Tram Ride: Take a ride on the historic Hong Kong Tram, affectionately known as the “Ding Ding Tram.” It’s a great way to experience the city’s streetscape.

Western Market: Explore the beautifully restored Western Market, an Edwardian-style building featuring shops selling antiques, fabrics, and handicrafts. Built in 1906, it is the oldest surviving market building in the city.

Central Market: This was the first wet market in the city, but was closed for many years before it went through a full renovation and restoration project to become a revitalised historic monument on Hong Kong Island. With a refreshed image today, Central market is a popular place for home goods shopping, local dining and there are several choices of dessert and coffee shops, making it a one-stop market for everyone.

Star Ferry: From Central Market, you can walk toward the IFC shopping mall to get to the ferry piers. Cross Victoria Harbour on the iconic Star Ferry. The short ferry ride offers spectacular views of Hong Kong’s skyline.

Avenue of Stars: Stroll along the Avenue of Stars on Tsim Sha Tsui’s waterfront, where you can see statues of Hong Kong film stars and enjoy views of the Symphony of Lights show (starts daily at 8:00 PM).

Dinner at Tsim Sha Tsui: Enjoy a dinner at one of the many restaurants in Tsim Sha Tsui. There are plenty of options, from local street food to international cuisine. Harbour City, one of the largest malls in Hong Kong is located on the waterfront with tonnes of shopping and dining choices. Another mall for shopping and dining options is the K11 Musea.
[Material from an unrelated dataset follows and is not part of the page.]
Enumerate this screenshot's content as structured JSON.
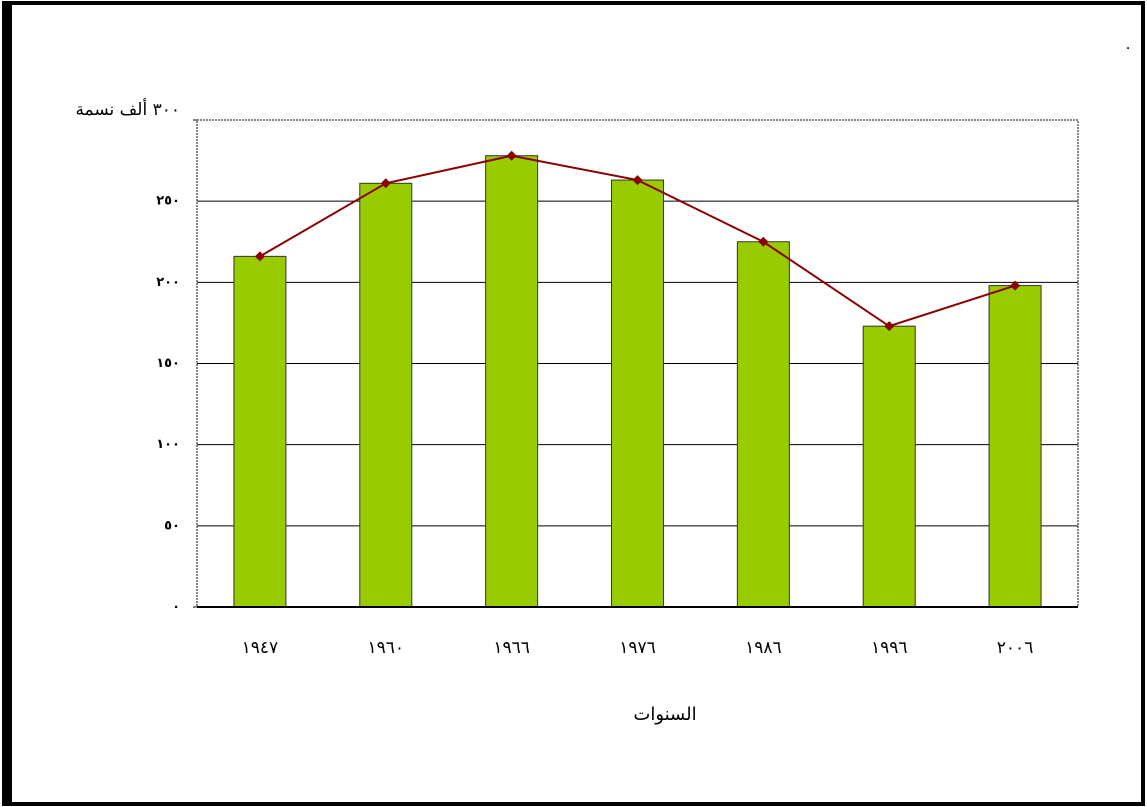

The Peninsular Hotel is an excellent venue for evening drinks or for exquisite dining, but please book in advance.

Victoria Harbour Light Show: Return to the Tsim Sha Tsui waterfront to watch the Symphony of Lights, a dazzling multimedia light and sound show that illuminates Hong Kong’s skyline. It begins at 8:00 PM and lasts for about 15 minutes.

This one-day itinerary is a taste of Hong Kong’s rich culture, stunning views, and vibrant street life. Adjust the pace to your preferences and enjoy your day of sightseeing in this dynamic city. If you’re able to cover everything on this list in one full day or two, you will be leaving Hong Kong with little regrets.